STF se recusou a prender a ex-presidente
O delegado Bernardo Guidali Amaral pediu a prisão de Dilma, do ex-ministro da Fazenda Guido Mantega (do PT, que seria o operador dos pedidos de propina), de seis senadores do MDB que teriam recebido suborno e de alguns envolvidos na entrega de dinheiro, para garantir a instrução do processo.
Ele argumentou que Dilma e os senadores do MDB fizeram uma "associação criminosa" e que as prisões atingiriam apenas os investigados com maior relevância, "bem como os que atuaram na entrega e no recebimento em espécie das quantias ilícitas", justificou Amaral. E reforçou:
"...a privação da liberdade de locomoção destes indivíduos é indispensável para a identificação de fontes de prova e obtenção de elementos de informação quanto à autoria e materialidade das infrações penais investigadas...".
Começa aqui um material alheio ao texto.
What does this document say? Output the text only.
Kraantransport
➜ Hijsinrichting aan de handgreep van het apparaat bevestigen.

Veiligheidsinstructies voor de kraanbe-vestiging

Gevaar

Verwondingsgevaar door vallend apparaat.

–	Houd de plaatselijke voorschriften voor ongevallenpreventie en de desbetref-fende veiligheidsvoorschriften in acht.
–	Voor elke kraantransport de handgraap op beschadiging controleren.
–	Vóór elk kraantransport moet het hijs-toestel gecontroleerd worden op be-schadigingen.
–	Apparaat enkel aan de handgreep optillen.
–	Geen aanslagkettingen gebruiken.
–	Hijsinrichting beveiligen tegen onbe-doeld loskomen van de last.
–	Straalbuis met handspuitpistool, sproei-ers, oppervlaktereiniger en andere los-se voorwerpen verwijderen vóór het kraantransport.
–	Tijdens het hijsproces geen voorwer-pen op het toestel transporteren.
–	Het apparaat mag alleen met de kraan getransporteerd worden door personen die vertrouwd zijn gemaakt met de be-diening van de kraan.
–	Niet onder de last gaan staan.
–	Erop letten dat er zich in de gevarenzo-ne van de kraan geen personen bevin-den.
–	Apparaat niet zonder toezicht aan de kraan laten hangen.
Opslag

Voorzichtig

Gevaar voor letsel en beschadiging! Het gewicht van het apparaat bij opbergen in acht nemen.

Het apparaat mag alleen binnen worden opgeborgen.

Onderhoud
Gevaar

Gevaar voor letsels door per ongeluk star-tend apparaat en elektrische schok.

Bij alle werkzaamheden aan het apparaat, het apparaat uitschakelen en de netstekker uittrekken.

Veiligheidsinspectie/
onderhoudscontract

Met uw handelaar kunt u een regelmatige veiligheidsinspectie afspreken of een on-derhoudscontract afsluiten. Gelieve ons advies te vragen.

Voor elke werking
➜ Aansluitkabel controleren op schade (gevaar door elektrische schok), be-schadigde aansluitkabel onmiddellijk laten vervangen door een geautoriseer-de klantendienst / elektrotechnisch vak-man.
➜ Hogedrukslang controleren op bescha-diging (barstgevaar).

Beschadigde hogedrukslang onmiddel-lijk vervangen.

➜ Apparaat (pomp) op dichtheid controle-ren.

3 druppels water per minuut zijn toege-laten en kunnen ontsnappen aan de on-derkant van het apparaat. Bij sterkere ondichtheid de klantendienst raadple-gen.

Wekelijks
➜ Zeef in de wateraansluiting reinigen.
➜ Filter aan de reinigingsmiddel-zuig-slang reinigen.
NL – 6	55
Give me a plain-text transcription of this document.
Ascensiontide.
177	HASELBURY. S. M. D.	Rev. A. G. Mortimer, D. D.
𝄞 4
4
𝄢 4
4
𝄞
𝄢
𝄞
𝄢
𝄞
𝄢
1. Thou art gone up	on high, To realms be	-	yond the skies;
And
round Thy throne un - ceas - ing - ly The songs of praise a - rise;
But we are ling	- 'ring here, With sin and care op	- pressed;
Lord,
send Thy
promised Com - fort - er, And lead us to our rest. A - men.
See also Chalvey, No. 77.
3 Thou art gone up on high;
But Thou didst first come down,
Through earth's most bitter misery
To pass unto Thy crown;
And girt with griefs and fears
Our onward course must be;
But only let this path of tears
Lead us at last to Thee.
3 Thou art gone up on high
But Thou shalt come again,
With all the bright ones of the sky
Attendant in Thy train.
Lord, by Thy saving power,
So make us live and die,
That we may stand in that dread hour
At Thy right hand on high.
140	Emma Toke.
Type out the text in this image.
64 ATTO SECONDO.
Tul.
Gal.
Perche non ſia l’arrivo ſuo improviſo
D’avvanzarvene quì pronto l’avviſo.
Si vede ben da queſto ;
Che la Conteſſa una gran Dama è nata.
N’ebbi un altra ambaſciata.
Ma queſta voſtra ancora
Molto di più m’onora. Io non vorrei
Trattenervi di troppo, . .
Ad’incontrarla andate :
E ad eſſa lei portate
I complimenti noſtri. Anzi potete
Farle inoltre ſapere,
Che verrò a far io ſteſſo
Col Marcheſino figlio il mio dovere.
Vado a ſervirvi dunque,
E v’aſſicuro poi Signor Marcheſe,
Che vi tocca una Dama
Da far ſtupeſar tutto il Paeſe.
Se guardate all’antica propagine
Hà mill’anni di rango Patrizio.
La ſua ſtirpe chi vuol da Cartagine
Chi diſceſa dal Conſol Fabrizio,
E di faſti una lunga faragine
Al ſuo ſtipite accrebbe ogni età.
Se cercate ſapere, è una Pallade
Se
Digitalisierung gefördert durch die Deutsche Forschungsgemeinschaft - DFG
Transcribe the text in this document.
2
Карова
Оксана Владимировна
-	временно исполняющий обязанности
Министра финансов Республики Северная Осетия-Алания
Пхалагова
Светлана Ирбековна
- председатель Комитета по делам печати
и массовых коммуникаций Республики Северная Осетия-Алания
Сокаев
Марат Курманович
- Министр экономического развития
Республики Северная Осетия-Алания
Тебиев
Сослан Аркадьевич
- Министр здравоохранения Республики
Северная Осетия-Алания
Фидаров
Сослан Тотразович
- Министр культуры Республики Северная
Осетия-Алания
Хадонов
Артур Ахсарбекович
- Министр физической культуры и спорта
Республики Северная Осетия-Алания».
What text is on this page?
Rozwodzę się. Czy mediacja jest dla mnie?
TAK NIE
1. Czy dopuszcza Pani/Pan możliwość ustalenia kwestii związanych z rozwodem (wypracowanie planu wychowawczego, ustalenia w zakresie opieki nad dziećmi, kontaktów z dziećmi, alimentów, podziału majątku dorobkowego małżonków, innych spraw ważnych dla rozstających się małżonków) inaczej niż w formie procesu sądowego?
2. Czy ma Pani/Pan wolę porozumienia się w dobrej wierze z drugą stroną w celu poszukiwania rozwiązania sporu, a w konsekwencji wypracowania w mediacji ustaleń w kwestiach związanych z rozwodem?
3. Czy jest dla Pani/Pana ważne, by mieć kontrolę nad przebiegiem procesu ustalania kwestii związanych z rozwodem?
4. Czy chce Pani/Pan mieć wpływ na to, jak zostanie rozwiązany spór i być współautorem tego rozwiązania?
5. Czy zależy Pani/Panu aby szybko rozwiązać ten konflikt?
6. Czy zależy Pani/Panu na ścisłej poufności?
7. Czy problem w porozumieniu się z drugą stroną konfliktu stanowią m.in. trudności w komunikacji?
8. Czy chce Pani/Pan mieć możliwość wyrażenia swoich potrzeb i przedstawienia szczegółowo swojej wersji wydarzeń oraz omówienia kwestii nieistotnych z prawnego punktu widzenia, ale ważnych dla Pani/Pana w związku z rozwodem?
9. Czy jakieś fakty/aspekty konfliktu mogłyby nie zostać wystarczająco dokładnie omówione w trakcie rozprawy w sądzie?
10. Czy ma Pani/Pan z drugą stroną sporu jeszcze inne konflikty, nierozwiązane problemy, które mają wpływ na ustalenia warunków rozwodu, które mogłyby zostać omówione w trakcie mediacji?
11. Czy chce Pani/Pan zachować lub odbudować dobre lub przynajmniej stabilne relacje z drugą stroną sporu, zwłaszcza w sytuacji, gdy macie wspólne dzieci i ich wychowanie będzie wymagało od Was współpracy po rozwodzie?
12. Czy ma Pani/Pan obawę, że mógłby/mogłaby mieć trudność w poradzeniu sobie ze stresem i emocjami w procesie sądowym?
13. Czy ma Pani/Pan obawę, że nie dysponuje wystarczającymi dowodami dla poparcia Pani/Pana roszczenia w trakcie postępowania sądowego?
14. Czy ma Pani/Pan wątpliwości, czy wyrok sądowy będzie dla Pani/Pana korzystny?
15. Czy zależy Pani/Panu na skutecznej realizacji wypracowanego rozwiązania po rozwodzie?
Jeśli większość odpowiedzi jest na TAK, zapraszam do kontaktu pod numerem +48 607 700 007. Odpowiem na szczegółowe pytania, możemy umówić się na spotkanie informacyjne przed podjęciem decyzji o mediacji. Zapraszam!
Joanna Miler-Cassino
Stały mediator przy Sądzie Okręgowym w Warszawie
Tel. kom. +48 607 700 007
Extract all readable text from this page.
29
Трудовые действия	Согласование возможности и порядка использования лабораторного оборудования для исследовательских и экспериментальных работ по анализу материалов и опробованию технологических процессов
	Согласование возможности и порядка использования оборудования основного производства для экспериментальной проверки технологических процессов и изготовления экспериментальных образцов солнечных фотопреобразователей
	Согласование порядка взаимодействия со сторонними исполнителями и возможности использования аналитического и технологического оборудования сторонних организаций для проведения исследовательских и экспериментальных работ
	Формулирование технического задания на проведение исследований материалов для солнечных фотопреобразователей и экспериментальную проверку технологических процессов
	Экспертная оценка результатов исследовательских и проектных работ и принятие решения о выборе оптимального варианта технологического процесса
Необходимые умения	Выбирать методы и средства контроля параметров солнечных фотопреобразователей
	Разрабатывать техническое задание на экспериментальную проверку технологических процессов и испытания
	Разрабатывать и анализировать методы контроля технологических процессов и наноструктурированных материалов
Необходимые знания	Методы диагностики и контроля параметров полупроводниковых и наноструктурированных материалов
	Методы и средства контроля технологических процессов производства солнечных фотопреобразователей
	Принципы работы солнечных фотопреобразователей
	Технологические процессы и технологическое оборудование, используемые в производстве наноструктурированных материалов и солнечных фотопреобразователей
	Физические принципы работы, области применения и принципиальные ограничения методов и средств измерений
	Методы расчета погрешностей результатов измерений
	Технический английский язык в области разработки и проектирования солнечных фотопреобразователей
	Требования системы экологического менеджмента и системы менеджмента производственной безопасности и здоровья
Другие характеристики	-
O pedido de prisão foi duplamente rechaçado. Primeiro, pela Procuradoria-Geral da República (PGR), que costuma ser parceira da PF em pedidos de prisão. O vice-procurador-geral da República, José Bonifácio de Andrada, considerou desnecessárias as prisões:
"...não há evidências de que, em liberdade, os investigados possam atrapalhar a execução das medidas de busca e apreensão", argumentou.
Em seguida o pedido de prisão foi negado pelo ministro do STF relator das ações da Lava-Jato, Edson Fachin. Em 21 de outubro, ele se posicionou. Admitiu como "plausíveis as hipóteses investigadas, mas considerou não existirem indicações concretas que evidenciam necessidade de medidas extremas... (as prisões)".
Fachin autorizou buscas em endereços ligados a pessoas que teriam feito distribuição de dinheiro e, também, determinou convocação de políticos do PT e MDB para depoimento na PF.
Em nota sobre o pedido de prisão, a ex-presidente disse que a notícia é "estarrecedora" e afirma que "revela o esforço inconsequente do ministro da Justiça, Sérgio Moro no afã de perseguir adversários políticos".
Contraponto
GaúchaZH tentou contato com Fernando Pimentel, mas ele não foi localizado até a noite desta quarta-feira.